I responsabiliNetanyahu è criticabile, ma solo da chi spiega che Israele combatte chi vuole sterminare gli ebrei

La risposta che il direttore del Corriere, Luciano Fontana, ha dato a un suo lettore circa le responsabilità israeliane è decisamente incompleta: critica Gerusalemme per i troppi morti civili, ma dimentica di spiegare che Hamas li ha volutamente usati come carne da martirio

AP/Lapresse

Gentile Luciano Fontana, direttore del Corriere della Sera, l’altro giorno, rispondendo a un lettore che le domandava un suo parere circa l’imperante pregiudizio anti-israeliano e anti-ebraico, lei scriveva: «Il Corriere ha ripetutamente criticato il premier Netanyahu (sarebbe un bene che lasciasse al più presto) per l’azione condotta a Gaza, responsabile di migliaia di morti tra la popolazione civile».

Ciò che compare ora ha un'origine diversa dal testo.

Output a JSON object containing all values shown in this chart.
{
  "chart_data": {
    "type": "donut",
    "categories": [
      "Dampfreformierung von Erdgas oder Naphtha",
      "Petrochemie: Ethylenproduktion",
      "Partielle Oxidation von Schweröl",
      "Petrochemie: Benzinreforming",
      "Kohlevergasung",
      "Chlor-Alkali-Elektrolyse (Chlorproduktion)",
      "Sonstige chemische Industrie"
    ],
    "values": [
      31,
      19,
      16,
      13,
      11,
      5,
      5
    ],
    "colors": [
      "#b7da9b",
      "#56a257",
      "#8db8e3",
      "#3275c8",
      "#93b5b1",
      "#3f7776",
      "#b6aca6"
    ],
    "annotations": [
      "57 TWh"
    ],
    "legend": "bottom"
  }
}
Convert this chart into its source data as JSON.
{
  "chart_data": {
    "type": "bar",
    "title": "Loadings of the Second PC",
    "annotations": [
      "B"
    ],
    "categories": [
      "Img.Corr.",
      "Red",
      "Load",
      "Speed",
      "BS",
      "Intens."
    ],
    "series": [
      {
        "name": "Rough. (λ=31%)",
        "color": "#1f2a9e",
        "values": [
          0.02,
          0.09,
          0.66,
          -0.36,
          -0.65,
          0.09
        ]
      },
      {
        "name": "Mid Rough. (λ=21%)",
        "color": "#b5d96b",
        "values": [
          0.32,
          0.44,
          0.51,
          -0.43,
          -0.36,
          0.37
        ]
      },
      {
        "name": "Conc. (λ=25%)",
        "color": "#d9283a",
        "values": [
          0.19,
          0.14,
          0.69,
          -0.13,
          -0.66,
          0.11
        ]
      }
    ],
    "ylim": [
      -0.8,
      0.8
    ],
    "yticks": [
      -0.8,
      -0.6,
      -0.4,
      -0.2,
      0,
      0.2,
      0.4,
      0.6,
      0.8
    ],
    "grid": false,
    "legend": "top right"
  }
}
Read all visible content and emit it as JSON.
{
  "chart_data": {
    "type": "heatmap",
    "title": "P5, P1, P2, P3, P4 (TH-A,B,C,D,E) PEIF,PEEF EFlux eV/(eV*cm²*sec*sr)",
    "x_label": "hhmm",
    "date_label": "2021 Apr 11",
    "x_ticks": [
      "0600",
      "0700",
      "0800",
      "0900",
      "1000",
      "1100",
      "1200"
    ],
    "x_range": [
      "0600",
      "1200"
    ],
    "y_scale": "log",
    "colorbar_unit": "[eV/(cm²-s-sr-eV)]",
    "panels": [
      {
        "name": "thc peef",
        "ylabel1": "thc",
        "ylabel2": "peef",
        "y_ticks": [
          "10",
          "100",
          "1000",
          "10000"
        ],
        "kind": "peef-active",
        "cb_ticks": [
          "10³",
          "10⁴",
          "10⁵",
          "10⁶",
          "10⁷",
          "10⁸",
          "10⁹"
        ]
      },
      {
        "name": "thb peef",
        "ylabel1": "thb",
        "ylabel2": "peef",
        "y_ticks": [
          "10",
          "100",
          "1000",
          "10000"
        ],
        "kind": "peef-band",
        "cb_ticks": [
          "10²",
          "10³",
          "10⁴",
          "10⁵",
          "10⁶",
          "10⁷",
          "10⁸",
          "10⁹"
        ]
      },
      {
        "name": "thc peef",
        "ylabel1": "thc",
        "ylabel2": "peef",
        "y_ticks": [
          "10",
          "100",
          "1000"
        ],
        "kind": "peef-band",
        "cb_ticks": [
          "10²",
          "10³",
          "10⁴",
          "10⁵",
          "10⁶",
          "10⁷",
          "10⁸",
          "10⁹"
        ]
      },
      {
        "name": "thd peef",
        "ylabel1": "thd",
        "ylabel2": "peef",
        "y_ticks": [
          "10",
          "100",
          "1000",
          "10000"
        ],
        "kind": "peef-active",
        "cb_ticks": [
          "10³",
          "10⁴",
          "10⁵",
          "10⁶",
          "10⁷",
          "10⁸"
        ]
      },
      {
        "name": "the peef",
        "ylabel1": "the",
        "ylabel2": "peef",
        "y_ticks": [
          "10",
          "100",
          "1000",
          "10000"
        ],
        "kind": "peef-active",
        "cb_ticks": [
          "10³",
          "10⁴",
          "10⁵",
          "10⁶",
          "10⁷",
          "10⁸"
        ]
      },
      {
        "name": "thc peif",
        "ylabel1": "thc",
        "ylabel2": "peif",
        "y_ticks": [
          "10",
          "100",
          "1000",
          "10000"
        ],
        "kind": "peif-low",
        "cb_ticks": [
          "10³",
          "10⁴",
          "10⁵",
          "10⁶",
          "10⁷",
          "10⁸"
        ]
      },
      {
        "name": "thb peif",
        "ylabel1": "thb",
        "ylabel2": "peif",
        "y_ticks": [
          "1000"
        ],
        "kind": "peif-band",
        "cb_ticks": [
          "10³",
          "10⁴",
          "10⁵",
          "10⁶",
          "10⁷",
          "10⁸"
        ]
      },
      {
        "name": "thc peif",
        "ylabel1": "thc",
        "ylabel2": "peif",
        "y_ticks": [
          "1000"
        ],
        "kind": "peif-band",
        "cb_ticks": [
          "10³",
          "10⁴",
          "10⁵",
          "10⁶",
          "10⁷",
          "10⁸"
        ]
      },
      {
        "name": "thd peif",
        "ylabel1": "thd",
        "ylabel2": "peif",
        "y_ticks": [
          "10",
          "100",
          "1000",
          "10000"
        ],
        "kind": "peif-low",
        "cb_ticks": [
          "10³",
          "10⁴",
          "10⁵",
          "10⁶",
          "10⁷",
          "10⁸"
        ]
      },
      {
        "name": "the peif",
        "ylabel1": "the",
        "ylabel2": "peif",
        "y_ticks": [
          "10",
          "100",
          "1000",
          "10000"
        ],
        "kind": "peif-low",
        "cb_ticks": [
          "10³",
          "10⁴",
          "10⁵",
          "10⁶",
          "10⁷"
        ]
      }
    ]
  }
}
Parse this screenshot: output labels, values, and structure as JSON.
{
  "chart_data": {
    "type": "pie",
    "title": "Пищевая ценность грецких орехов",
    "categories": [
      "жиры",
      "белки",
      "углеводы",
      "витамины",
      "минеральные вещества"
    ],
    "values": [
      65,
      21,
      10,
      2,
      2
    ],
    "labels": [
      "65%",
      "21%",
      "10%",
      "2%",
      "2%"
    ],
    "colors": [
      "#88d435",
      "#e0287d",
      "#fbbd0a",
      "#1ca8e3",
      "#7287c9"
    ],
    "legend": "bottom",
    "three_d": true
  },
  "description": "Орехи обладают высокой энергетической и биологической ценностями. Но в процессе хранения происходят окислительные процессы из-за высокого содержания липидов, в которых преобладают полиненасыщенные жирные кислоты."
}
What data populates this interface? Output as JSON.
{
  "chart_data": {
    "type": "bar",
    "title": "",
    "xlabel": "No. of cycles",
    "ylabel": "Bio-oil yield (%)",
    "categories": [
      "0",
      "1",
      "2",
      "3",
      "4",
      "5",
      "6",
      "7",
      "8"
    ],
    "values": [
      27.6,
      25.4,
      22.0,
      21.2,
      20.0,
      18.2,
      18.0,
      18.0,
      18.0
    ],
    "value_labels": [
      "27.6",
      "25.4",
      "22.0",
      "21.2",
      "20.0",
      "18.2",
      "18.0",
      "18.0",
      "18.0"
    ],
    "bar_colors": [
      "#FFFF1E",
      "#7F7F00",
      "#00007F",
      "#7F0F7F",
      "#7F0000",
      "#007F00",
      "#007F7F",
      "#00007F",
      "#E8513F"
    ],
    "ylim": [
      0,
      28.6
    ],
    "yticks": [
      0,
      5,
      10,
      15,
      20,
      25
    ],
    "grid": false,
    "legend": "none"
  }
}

Il suo lettore non saprà – e, se lo saprà, non sarà grazie alla risposta che lei ha ritenuto di dargli – che «l’azione condotta a Gaza» è stata programmata e decisa dal governo di unità nazionale dello Stato di Israele, e attuata dal popolo in armi di Israele. Un’azione programmata, decisa e attuata per la neutralizzazione delle forze del male genocidiario che vogliono distruggere Israele e uccidere gli ebrei. Le forze del male che vogliono farlo e lo hanno fatto il 7 ottobre rendendosi responsabili del più grave e selvaggio eccidio di ebrei dal tempo della Shoah. Le forze del male aiutate dagli Stati canaglia e dalle agenzie della cooperazione internazionale che compilavano rapporti sui crimini israeliani mentre coprivano i propri dipendenti embedded nei battaglioni degli sgozzatori, stupratori e rapitori del Sabato Nero.

Lei, direttore Fontana, scrive al suo lettore che quel primo ministro, conducendo l’azione di Gaza, si è fatto «responsabile di migliaia di morti tra la popolazione civile». Il suo lettore non saprà – e, se lo saprà, non sarà grazie a ciò che lei gli ha scritto – che a fare quelle migliaia di morti sono stati, prima, quelli che hanno cominciato la guerra contro Israele e contro i civili israeliani e poi quelli, gli stessi, che hanno adoperato come sacchi di sabbia e carne da martirio i propri civili.

«Abbiamo condannato», lei spiega al suo lettore, «la politica espansionistica delle colonie che cancella ogni possibilità che si realizzi la possibilità di «due popoli, due Stati»». Se non che (magari il suo lettore lo ignora, ma lei non lo ignora) la «possibilità che si realizzi la possibilità» di quella soluzione dipende in misura assai modesta da quella pretesa politica espansionistica e, in ben altra e plateale misura, dai voli dai tetti al suolo che i macellai di Gaza – svuotata di israeliani – facevano fare ai palestinesi che, dopo aver riconosciuto Israele, si apprestavano a qualche non improbabile attuazione dei piani di pace di qualche anno prima.

Ciò che lei narra nel prosieguo della sua lettera al suo lettore – la «rimozione del gravissimo massacro del 7 ottobre», «la negazione del diritto di Israele di esistere», l’»antisemitismo ricorrente che vuole colpire gli ebrei in quanto ebrei», eccetera – rappresenta esattamente il male contro cui combatte non già un primo ministro criticabilissimo, ma il popolo in armi di Israele che uccide quelli che vogliono distruggerlo. E che, quando uccide la popolazione civile, non lo fa perché vuole ucciderla, ma perché le forze del male aiutate dagli Stati canaglia e dalla cooperazione internazionale rispettivamente usano e lasciano che sia usata quella popolazione a protezione di un intrico di tunnel e delle scuole, delle chiese, delle moschee, degli ospedali adibiti ad altrettanti bunker.

Magari una sua prossima lettera a qualche suo lettore interessato potrebbe comprendere queste piccole verità di completamento. Senza le quali è tutto falso.